Breivik raises his arm in a Nazi salute at the court room in Skien prison, March 15 |
OSLO — Norway violated terrorist Anders Behring Breivik’s human rights by keeping him in a “completely locked world” after being sentenced for killing 77 people in twin attacks in 2011, a court ruled on Wednesday.
The ruling, which took many by surprise, found that the killer had been subjected to strip searches, had been woken up hourly by guards for long periods and that the authorities had done little to alleviate the impact of his isolation.
A survivor of Breivik’s shooting spree said the decision “feels a bit like being punched in the gut” and a newspaper editorial denounced the decision as “wrong”. A law professor said it was likely to be appealed.
Breivik killed eight people in a bomb attack in Oslo in July 2011 before attacking a youth meeting of the Labor Party on an island to the northwest of the capital, killing 69 people.
He took Norwegian authorities to court in March, accusing them of exposing him to inhuman, degrading treatment or punishment in breach of the European Convention on Human Rights.

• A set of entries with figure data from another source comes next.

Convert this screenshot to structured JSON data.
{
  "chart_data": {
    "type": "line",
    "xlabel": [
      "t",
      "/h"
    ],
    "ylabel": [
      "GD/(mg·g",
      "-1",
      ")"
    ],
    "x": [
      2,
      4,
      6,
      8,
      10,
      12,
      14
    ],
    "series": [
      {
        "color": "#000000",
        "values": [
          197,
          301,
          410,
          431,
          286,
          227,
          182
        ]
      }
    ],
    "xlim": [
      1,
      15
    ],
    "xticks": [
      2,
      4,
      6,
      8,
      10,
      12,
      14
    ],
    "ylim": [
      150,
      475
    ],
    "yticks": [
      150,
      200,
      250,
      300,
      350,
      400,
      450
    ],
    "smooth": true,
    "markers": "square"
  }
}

Breivik protested his isolation from other inmates and from outsiders who are not professionals.
His isolation is “an inhuman treatment” in the meaning of the European convention, the court said, noting that all his visits, except for his mother who died in 2013, are from professionals, and only through a glass wall.
The state must pay Breivik’s legal fees of $40,732.45, the judge ruled.
Ahead of the verdict, lawyers for both parties said they would appeal if it did no go in their favor.